Perçu comme un moyen d’approcher les individus et les groupes qui se tiennent ou sont tenus à l’écart des espaces institués, le travail de rue est de plus en plus sollicité comme stratégie d’action pour faire face à l’engrenage de la marginalisation à laquelle sont confrontées certaines personnes dans leurs rapports avec diverses instances sociales (école, espace public, loisirs, travail, loi, services de santé et sociaux, etc.) (Mendel, 1994 ; Bibeau et Perreault, 1995 ; Parazelli, 2002 ; Fontaine, 2003). Aussi, comme le souligne Gilles Lamoureux (1994), en décrivant l’émergence et l’évolution du travail de rue, cette pratique est souvent conçue comme un « chaînon manquant » entre des structures sociales et des personnes en rupture sociale, voire comme un « créateur de liens sociaux », qualifierait Chantal Cheval (2001).

Le travail de rue partage des principes d’autres pratiques d’intervention sociale fondées sur une logique de prise en compte du point de vue des acteurs (Karsz, 2004 ; Parazelli, 2007), perspective qui invite les intervenants à se dégager des représentations sociales stéréotypées et clivées pour considérer la singularité des expériences vécues par les personnes et le sens qu’elles y accordent, ainsi que la dynamique interactionnelle dans laquelle s’élaborent leurs interprétations. Aussi, à travers leurs efforts pour mobiliser les individus vers leur mieux-être, les travailleurs de rue sont invités à renoncer à leur imposer tout projet, « renoncement qui passe par une vigilance à induire le moins de choses possible pour la personne rencontrée » (Escots, 2005 : 59). Ainsi, l’attitude de non-jugement des travailleurs de rue, considérée comme condition essentielle à leur acceptation dans les milieux, ne repose pas que sur une vertu personnelle alors qu’elle exige un processus continu de réflexivité en vue de négocier les divers repères qui alimentent leurs perceptions : les préjugés inculqués au fil de leur parcours personnel et familial, les repères théoriques acquis dans leur formation professionnelle, les catégories et étiquettes institutionnelles, les stéréotypes colportés dans les médias, dans leur milieu de vie, de travail, etc.

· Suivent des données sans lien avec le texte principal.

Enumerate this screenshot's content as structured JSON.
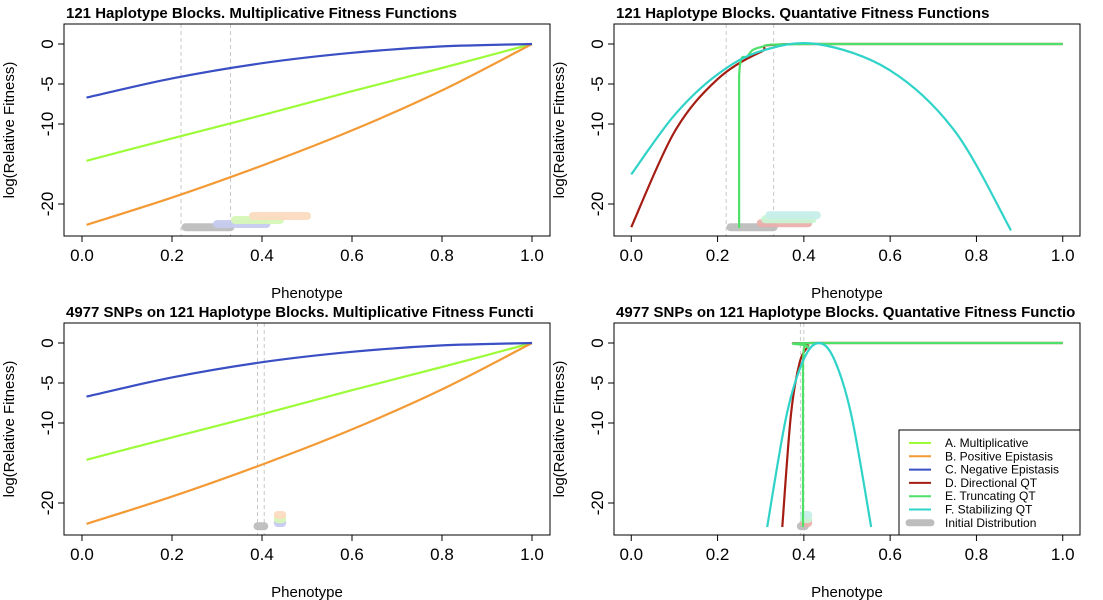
{
  "chart_data": [
    {
      "type": "line",
      "title": "121 Haplotype Blocks. Multiplicative Fitness Functions",
      "xlabel": "Phenotype",
      "ylabel": "log(Relative Fitness)",
      "xlim": [
        0,
        1
      ],
      "ylim": [
        -23,
        0
      ],
      "x_ticks": [
        0.0,
        0.2,
        0.4,
        0.6,
        0.8,
        1.0
      ],
      "x_tick_labels": [
        "0.0",
        "0.2",
        "0.4",
        "0.6",
        "0.8",
        "1.0"
      ],
      "y_ticks": [
        0,
        -5,
        -10,
        -20
      ],
      "y_tick_labels": [
        "0",
        "-5",
        "-10",
        "-20"
      ],
      "series": [
        {
          "name": "A. Multiplicative",
          "color": "#9dfc3a",
          "x": [
            0.01,
            0.2,
            0.4,
            0.6,
            0.8,
            1.0
          ],
          "y": [
            -14.6,
            -11.8,
            -8.9,
            -5.9,
            -3.0,
            0
          ]
        },
        {
          "name": "B. Positive Epistasis",
          "color": "#f39a35",
          "x": [
            0.01,
            0.2,
            0.4,
            0.6,
            0.8,
            1.0
          ],
          "y": [
            -22.6,
            -19.2,
            -15.2,
            -10.8,
            -5.8,
            0
          ]
        },
        {
          "name": "C. Negative Epistasis",
          "color": "#3a4fc4",
          "x": [
            0.01,
            0.2,
            0.4,
            0.6,
            0.8,
            1.0
          ],
          "y": [
            -6.7,
            -4.3,
            -2.4,
            -1.1,
            -0.3,
            0
          ]
        }
      ],
      "vlines": [
        0.22,
        0.33
      ],
      "distributions": [
        {
          "series": "Initial Distribution",
          "color": "#bdbdbd",
          "x": [
            0.23,
            0.33
          ],
          "y": -22.9
        },
        {
          "series": "C. Negative Epistasis",
          "color": "#c7ccf0",
          "x": [
            0.3,
            0.41
          ],
          "y": -22.5
        },
        {
          "series": "A. Multiplicative",
          "color": "#d6f8b8",
          "x": [
            0.34,
            0.44
          ],
          "y": -22.0
        },
        {
          "series": "B. Positive Epistasis",
          "color": "#fbdcc1",
          "x": [
            0.38,
            0.5
          ],
          "y": -21.5
        }
      ]
    },
    {
      "type": "line",
      "title": "121 Haplotype Blocks. Quantative Fitness Functions",
      "xlabel": "Phenotype",
      "ylabel": "log(Relative Fitness)",
      "xlim": [
        0,
        1
      ],
      "ylim": [
        -23,
        0
      ],
      "x_ticks": [
        0.0,
        0.2,
        0.4,
        0.6,
        0.8,
        1.0
      ],
      "x_tick_labels": [
        "0.0",
        "0.2",
        "0.4",
        "0.6",
        "0.8",
        "1.0"
      ],
      "y_ticks": [
        0,
        -5,
        -10,
        -20
      ],
      "y_tick_labels": [
        "0",
        "-5",
        "-10",
        "-20"
      ],
      "series": [
        {
          "name": "D. Directional QT",
          "color": "#a51c12",
          "x": [
            0.0,
            0.1,
            0.2,
            0.3,
            0.38,
            1.0
          ],
          "y": [
            -22.9,
            -11.0,
            -4.4,
            -1.0,
            0,
            0
          ]
        },
        {
          "name": "E. Truncating QT",
          "color": "#4fe06a",
          "x": [
            0.25,
            0.25,
            0.27,
            0.3,
            0.4,
            1.0
          ],
          "y": [
            -23.0,
            -4.0,
            -1.5,
            -0.4,
            0,
            0
          ]
        },
        {
          "name": "F. Stabilizing QT",
          "color": "#2fd3c8",
          "x": [
            0.0,
            0.1,
            0.2,
            0.3,
            0.43,
            0.6,
            0.75,
            0.88
          ],
          "y": [
            -16.3,
            -8.9,
            -3.8,
            -0.9,
            0,
            -3.3,
            -10.9,
            -23.3
          ]
        }
      ],
      "vlines": [
        0.22,
        0.33
      ],
      "distributions": [
        {
          "series": "Initial Distribution",
          "color": "#bdbdbd",
          "x": [
            0.23,
            0.33
          ],
          "y": -22.9
        },
        {
          "series": "D. Directional QT",
          "color": "#eab0ab",
          "x": [
            0.3,
            0.41
          ],
          "y": -22.4
        },
        {
          "series": "E. Truncating QT",
          "color": "#c9f5d3",
          "x": [
            0.31,
            0.42
          ],
          "y": -21.9
        },
        {
          "series": "F. Stabilizing QT",
          "color": "#c7efe9",
          "x": [
            0.32,
            0.43
          ],
          "y": -21.4
        }
      ]
    },
    {
      "type": "line",
      "title": "4977 SNPs on 121 Haplotype Blocks. Multiplicative Fitness Functi",
      "xlabel": "Phenotype",
      "ylabel": "log(Relative Fitness)",
      "xlim": [
        0,
        1
      ],
      "ylim": [
        -23,
        0
      ],
      "x_ticks": [
        0.0,
        0.2,
        0.4,
        0.6,
        0.8,
        1.0
      ],
      "x_tick_labels": [
        "0.0",
        "0.2",
        "0.4",
        "0.6",
        "0.8",
        "1.0"
      ],
      "y_ticks": [
        0,
        -5,
        -10,
        -20
      ],
      "y_tick_labels": [
        "0",
        "-5",
        "-10",
        "-20"
      ],
      "series": [
        {
          "name": "A. Multiplicative",
          "color": "#9dfc3a",
          "x": [
            0.01,
            0.2,
            0.4,
            0.6,
            0.8,
            1.0
          ],
          "y": [
            -14.6,
            -11.8,
            -8.9,
            -5.9,
            -3.0,
            0
          ]
        },
        {
          "name": "B. Positive Epistasis",
          "color": "#f39a35",
          "x": [
            0.01,
            0.2,
            0.4,
            0.6,
            0.8,
            1.0
          ],
          "y": [
            -22.6,
            -19.2,
            -15.2,
            -10.8,
            -5.8,
            0
          ]
        },
        {
          "name": "C. Negative Epistasis",
          "color": "#3a4fc4",
          "x": [
            0.01,
            0.2,
            0.4,
            0.6,
            0.8,
            1.0
          ],
          "y": [
            -6.7,
            -4.3,
            -2.4,
            -1.1,
            -0.3,
            0
          ]
        }
      ],
      "vlines": [
        0.39,
        0.405
      ],
      "distributions": [
        {
          "series": "Initial Distribution",
          "color": "#bdbdbd",
          "x": [
            0.39,
            0.405
          ],
          "y": -22.9
        },
        {
          "series": "C. Negative Epistasis",
          "color": "#c7ccf0",
          "x": [
            0.435,
            0.445
          ],
          "y": -22.5
        },
        {
          "series": "A. Multiplicative",
          "color": "#d6f8b8",
          "x": [
            0.435,
            0.445
          ],
          "y": -22.0
        },
        {
          "series": "B. Positive Epistasis",
          "color": "#fbdcc1",
          "x": [
            0.435,
            0.445
          ],
          "y": -21.5
        }
      ]
    },
    {
      "type": "line",
      "title": "4977 SNPs on 121 Haplotype Blocks. Quantative Fitness Functio",
      "xlabel": "Phenotype",
      "ylabel": "log(Relative Fitness)",
      "xlim": [
        0,
        1
      ],
      "ylim": [
        -23,
        0
      ],
      "x_ticks": [
        0.0,
        0.2,
        0.4,
        0.6,
        0.8,
        1.0
      ],
      "x_tick_labels": [
        "0.0",
        "0.2",
        "0.4",
        "0.6",
        "0.8",
        "1.0"
      ],
      "y_ticks": [
        0,
        -5,
        -10,
        -20
      ],
      "y_tick_labels": [
        "0",
        "-5",
        "-10",
        "-20"
      ],
      "series": [
        {
          "name": "D. Directional QT",
          "color": "#a51c12",
          "x": [
            0.35,
            0.37,
            0.39,
            0.41,
            0.42,
            1.0
          ],
          "y": [
            -23.0,
            -9.0,
            -2.5,
            -0.4,
            0,
            0
          ]
        },
        {
          "name": "E. Truncating QT",
          "color": "#4fe06a",
          "x": [
            0.398,
            0.398,
            0.41,
            0.42,
            1.0
          ],
          "y": [
            -23.0,
            -2.5,
            -0.5,
            0,
            0
          ]
        },
        {
          "name": "F. Stabilizing QT",
          "color": "#2fd3c8",
          "x": [
            0.315,
            0.36,
            0.4,
            0.435,
            0.47,
            0.51,
            0.556
          ],
          "y": [
            -23.0,
            -9.0,
            -2.0,
            0,
            -2.0,
            -9.0,
            -23.0
          ]
        }
      ],
      "vlines": [
        0.392,
        0.4
      ],
      "distributions": [
        {
          "series": "Initial Distribution",
          "color": "#bdbdbd",
          "x": [
            0.393,
            0.402
          ],
          "y": -22.9
        },
        {
          "series": "D. Directional QT",
          "color": "#eab0ab",
          "x": [
            0.4,
            0.41
          ],
          "y": -22.5
        },
        {
          "series": "E. Truncating QT",
          "color": "#c9f5d3",
          "x": [
            0.4,
            0.41
          ],
          "y": -22.0
        },
        {
          "series": "F. Stabilizing QT",
          "color": "#c7efe9",
          "x": [
            0.4,
            0.41
          ],
          "y": -21.5
        }
      ],
      "legend": {
        "placement": "bottom-right",
        "entries": [
          {
            "label": "A. Multiplicative",
            "color": "#9dfc3a"
          },
          {
            "label": "B. Positive Epistasis",
            "color": "#f39a35"
          },
          {
            "label": "C. Negative Epistasis",
            "color": "#3a4fc4"
          },
          {
            "label": "D. Directional QT",
            "color": "#a51c12"
          },
          {
            "label": "E. Truncating QT",
            "color": "#4fe06a"
          },
          {
            "label": "F. Stabilizing QT",
            "color": "#2fd3c8"
          },
          {
            "label": "Initial Distribution",
            "color": "#bdbdbd"
          }
        ]
      }
    }
  ]
}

Aussi, s’appuyant sur un tel exercice de distanciation critique, l’approche du travail de rue valorise d’aborder l’espace de la rue et les personnes qui l’occupent à travers une vision dynamique de leurs réalités plutôt qu’à travers l’ornière d’une problématique spécifique. Ainsi, bien que certains s’orientent vers une population particulière ou se préoccupent d’un problème précis (toxicomanie, travail du sexe, gangs de rue, itinérance), en écho à leur mission d’organisme ou en réponse aux critères d’une source de financement, la majorité des praticiens et des organisations en travail de rue préfèrent appréhender les réalités des personnes de manière globale sans hiérarchiser au préalable leurs priorités et sans présumer de ce qui est bon ou mauvais pour elles. Alors que l’offre d’intervention précède souvent la demande par une prédéfinition des besoins et de la réponse qui leur convient (Renaud, 1997 ; Cheval, 2001), les travailleurs de rue sont appelés à se dégager de ces pressions à profiler et à morceler les individus en fonction des risques et des symptômes qu’ils manifestent. Au contraire, ils sont plutôt invités à tendre l’oreille aux constances et aux fluctuations des préoccupations et aspirations des personnes accompagnées (Fontaine, 2010).

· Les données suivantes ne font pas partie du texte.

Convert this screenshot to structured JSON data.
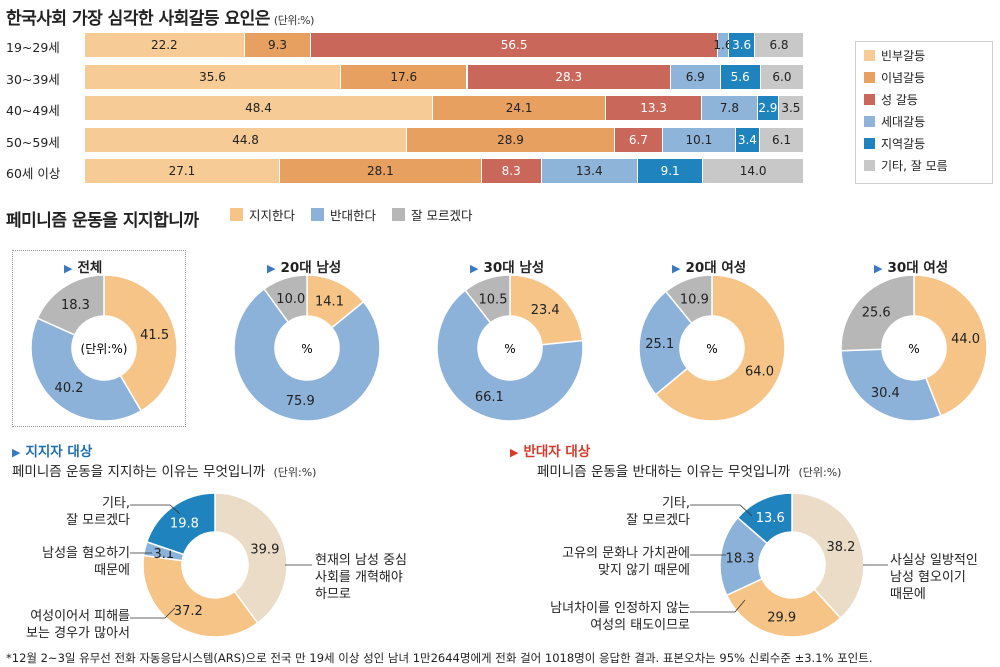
{
  "colors": {
    "bin": "#f6cb95",
    "inyeom": "#e8a060",
    "seong": "#c9685a",
    "sedae": "#8fb4da",
    "jiyeok": "#1f84bd",
    "gita": "#c8c8c8",
    "support": "#f6c486",
    "oppose": "#8cb2d9",
    "unknown": "#b7b7b7",
    "beige": "#eadcc6",
    "blue_dark": "#1f84bd"
  },
  "chart_data": [
    {
      "type": "bar",
      "title": "한국사회 가장 심각한 사회갈등 요인은",
      "unit": "(단위:%)",
      "categories": [
        "19~29세",
        "30~39세",
        "40~49세",
        "50~59세",
        "60세 이상"
      ],
      "series": [
        {
          "name": "빈부갈등",
          "color_key": "bin",
          "values": [
            22.2,
            35.6,
            48.4,
            44.8,
            27.1
          ]
        },
        {
          "name": "이념갈등",
          "color_key": "inyeom",
          "values": [
            9.3,
            17.6,
            24.1,
            28.9,
            28.1
          ]
        },
        {
          "name": "성 갈등",
          "color_key": "seong",
          "values": [
            56.5,
            28.3,
            13.3,
            6.7,
            8.3
          ]
        },
        {
          "name": "세대갈등",
          "color_key": "sedae",
          "values": [
            1.6,
            6.9,
            7.8,
            10.1,
            13.4
          ]
        },
        {
          "name": "지역갈등",
          "color_key": "jiyeok",
          "values": [
            3.6,
            5.6,
            2.9,
            3.4,
            9.1
          ]
        },
        {
          "name": "기타, 잘 모름",
          "color_key": "gita",
          "values": [
            6.8,
            6.0,
            3.5,
            6.1,
            14.0
          ]
        }
      ],
      "stacked": true,
      "orientation": "horizontal",
      "legend": "right"
    },
    {
      "type": "pie",
      "title": "페미니즘 운동을 지지합니까",
      "legend_labels": [
        "지지한다",
        "반대한다",
        "잘 모르겠다"
      ],
      "charts": [
        {
          "name": "전체",
          "center": "(단위:%)",
          "values": [
            41.5,
            40.2,
            18.3
          ]
        },
        {
          "name": "20대 남성",
          "center": "%",
          "values": [
            14.1,
            75.9,
            10.0
          ]
        },
        {
          "name": "30대 남성",
          "center": "%",
          "values": [
            23.4,
            66.1,
            10.5
          ]
        },
        {
          "name": "20대 여성",
          "center": "%",
          "values": [
            64.0,
            25.1,
            10.9
          ]
        },
        {
          "name": "30대 여성",
          "center": "%",
          "values": [
            44.0,
            30.4,
            25.6
          ]
        }
      ]
    },
    {
      "type": "pie",
      "section": "지지자 대상",
      "title": "페미니즘 운동을 지지하는 이유는 무엇입니까",
      "unit": "(단위:%)",
      "slices": [
        {
          "label": "현재의 남성 중심 사회를 개혁해야 하므로",
          "value": 39.9,
          "color_key": "beige"
        },
        {
          "label": "여성이어서 피해를 보는 경우가 많아서",
          "value": 37.2,
          "color_key": "support"
        },
        {
          "label": "남성을 혐오하기 때문에",
          "value": 3.1,
          "color_key": "oppose"
        },
        {
          "label": "기타, 잘 모르겠다",
          "value": 19.8,
          "color_key": "blue_dark"
        }
      ]
    },
    {
      "type": "pie",
      "section": "반대자 대상",
      "title": "페미니즘 운동을 반대하는 이유는 무엇입니까",
      "unit": "(단위:%)",
      "slices": [
        {
          "label": "사실상 일방적인 남성 혐오이기 때문에",
          "value": 38.2,
          "color_key": "beige"
        },
        {
          "label": "남녀차이를 인정하지 않는 여성의 태도이므로",
          "value": 29.9,
          "color_key": "support"
        },
        {
          "label": "고유의 문화나 가치관에 맞지 않기 때문에",
          "value": 18.3,
          "color_key": "oppose"
        },
        {
          "label": "기타, 잘 모르겠다",
          "value": 13.6,
          "color_key": "blue_dark"
        }
      ]
    }
  ],
  "text": {
    "bar_title": "한국사회 가장 심각한 사회갈등 요인은",
    "bar_unit": "(단위:%)",
    "pie_title": "페미니즘 운동을 지지합니까",
    "support_section": "지지자 대상",
    "support_title": "페미니즘 운동을 지지하는 이유는 무엇입니까",
    "support_unit": "(단위:%)",
    "support_ann": [
      [
        "기타,",
        "잘 모르겠다"
      ],
      [
        "남성을 혐오하기",
        "때문에"
      ],
      [
        "여성이어서 피해를",
        "보는 경우가 많아서"
      ],
      [
        "현재의 남성 중심",
        "사회를 개혁해야",
        "하므로"
      ]
    ],
    "oppose_section": "반대자 대상",
    "oppose_title": "페미니즘 운동을 반대하는 이유는 무엇입니까",
    "oppose_unit": "(단위:%)",
    "oppose_ann": [
      [
        "기타,",
        "잘 모르겠다"
      ],
      [
        "고유의 문화나 가치관에",
        "맞지 않기 때문에"
      ],
      [
        "남녀차이를 인정하지 않는",
        "여성의 태도이므로"
      ],
      [
        "사실상 일방적인",
        "남성 혐오이기",
        "때문에"
      ]
    ],
    "footnote": "*12월 2~3일 유무선 전화 자동응답시스템(ARS)으로 전국 만 19세 이상 성인 남녀 1만2644명에게 전화 걸어 1018명이 응답한 결과. 표본오차는 95% 신뢰수준 ±3.1% 포인트."
  }
}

Suivant cette même logique, les travailleurs de rue apprennent à éviter de polariser leur lecture des comportements des personnes qu’ils rejoignent en reflétant le rapport souvent paradoxal qu’elles entretiennent avec les règles sociales, par exemple lorsqu’elles transgressent des lois (ex. : vol, consommation de drogues) en vue de correspondre aux normes ambiantes (ex. : possession matérielle, performance). Aussi, les travailleurs de rue essaient de ne pas alimenter une vision « défectuologique » des jeunes et des adultes qu’ils côtoient dans la rue en s’intéressant au sens de débrouille et d’opportunisme qu’ils déploient au lieu de les concevoir comme de strictes victimes de leur situation ou, à l’inverse, comme de purs délinquants en puissance (Cueff, 2006 : 65).

Dans le même sens, tout en reconnaissant les risques associés à certaines pratiques inhérentes à la vie de rue, les travailleurs de rue en viennent à percevoir le potentiel de réconfort de cet espace pour les jeunes qui y aboutissent après avoir quitté un milieu familial ou institutionnel vécu comme négligent ou violent (Lucchini, 1998 : 362 ; Bellot, 2003 : 74). À cet égard, Parazelli souligne que « la vie de rue peut être interprétée comme une forme de protection sociale ou de survie identitaire, même si la part de risques, de souffrance et d’insécurité est grande » (2000 : 40). Sortir des perceptions alarmistes de la rue – « la rue est un danger » – autant que de ses idéalisations mystifiantes – « la rue est un oasis de liberté » – permet ainsi aux intervenants de découvrir comment la rue représente potentiellement à la fois un lieu d’autonomie et de contrainte, d’émancipation et de soumission :

La rue est un lieu de passage et de fuite où ils peuvent pratiquer un certain pouvoir sur eux-mêmes et leur environnement. La rue est aussi un espace de socialisation, un terrain d’aventures, de plaisirs, de nouveautés, un lieu de reconnaissance et de solidarité avec les pairs.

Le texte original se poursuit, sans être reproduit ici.